Bono showed up with Brian Eno and Kylie Minogue for David Bowie's weekend concert at London's Festival Hall.

The Daily Telegraph's Neil McCormick - an old school friend of Bono's and sometime Propaganda contributor - was also there.

'Name-dropping is an obnoxious habit, I know, but sometimes it cannot be avoided. So there I was, backstage following David Bowie's weekend concert at the Festival Hall, chatting with Bowie, Bono and Kylie (stars whose single names drop onto the deep-pile celebrity carpet with a deeply satisfying, solid gold thud).
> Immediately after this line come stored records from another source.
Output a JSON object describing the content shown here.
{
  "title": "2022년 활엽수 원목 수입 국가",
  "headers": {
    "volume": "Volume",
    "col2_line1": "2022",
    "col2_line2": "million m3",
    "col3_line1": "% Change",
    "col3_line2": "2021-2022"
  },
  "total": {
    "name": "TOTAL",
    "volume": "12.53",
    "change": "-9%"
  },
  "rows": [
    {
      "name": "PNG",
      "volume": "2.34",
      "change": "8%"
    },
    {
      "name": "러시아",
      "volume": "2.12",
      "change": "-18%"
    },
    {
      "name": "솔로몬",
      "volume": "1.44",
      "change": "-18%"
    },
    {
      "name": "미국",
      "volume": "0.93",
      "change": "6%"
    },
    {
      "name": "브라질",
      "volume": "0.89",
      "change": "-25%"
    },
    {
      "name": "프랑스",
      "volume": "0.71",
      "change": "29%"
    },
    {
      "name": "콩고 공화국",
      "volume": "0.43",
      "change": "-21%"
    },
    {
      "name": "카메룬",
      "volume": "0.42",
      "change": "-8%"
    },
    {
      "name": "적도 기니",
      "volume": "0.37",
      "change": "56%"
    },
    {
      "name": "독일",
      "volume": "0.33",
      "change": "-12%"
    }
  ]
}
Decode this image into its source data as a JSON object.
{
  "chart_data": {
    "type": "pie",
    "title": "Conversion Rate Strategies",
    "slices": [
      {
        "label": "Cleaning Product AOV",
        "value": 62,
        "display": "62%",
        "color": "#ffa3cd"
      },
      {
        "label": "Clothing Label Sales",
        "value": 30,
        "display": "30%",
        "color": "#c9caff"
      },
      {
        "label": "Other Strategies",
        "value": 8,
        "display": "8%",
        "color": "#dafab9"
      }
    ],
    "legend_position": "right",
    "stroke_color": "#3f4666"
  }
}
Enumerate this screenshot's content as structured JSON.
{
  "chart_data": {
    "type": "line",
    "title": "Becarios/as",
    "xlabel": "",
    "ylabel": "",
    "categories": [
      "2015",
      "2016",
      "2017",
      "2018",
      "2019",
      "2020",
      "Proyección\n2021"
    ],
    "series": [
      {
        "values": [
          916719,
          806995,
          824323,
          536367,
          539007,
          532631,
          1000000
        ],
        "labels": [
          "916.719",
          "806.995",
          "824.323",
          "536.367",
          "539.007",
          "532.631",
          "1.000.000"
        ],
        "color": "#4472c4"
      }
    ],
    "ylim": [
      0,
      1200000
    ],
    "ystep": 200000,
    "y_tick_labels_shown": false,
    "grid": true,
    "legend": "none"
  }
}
Brian Eno stopped by to compliment Bowie on his bold rendition of the Low album, which made up the first half of his set. "It was actually quite bizarre, sitting in the audience hearing all those sounds and arrangements we created being so immaculately replicated by other musicians," Eno (who produced the original album in 1977) cheerfully announced. "I rather like the idea of making a record then sending other people out to perform it. I think it was a wise decision not to stick to the original running order, however."

"We tried that in New York," Bowie admitted. "The poor buggers didn't know what to do with themselves during side two. They were too polite to complain but by the fourth instrumental in a row there was a steady trickle of people heading for the bar. This time I thought it wise to break it up a little."

Bono made the point that, while the music had actually been faithfully recreated, the context had somehow changed Low immeasurably. "Back in the Seventies, it was something strange and alien, this harsh, cold, Teutonic sound," he opined. "Tonight everyone was singing along. It sounded like pop music."

Not to Kylie, however, who admitted it still sounded pretty strange to her. "I've never actually heard it before," she confessed. "When did it come out? Well, I was only nine! Its not the kind of thing we were singing in the playground in Melbourne!"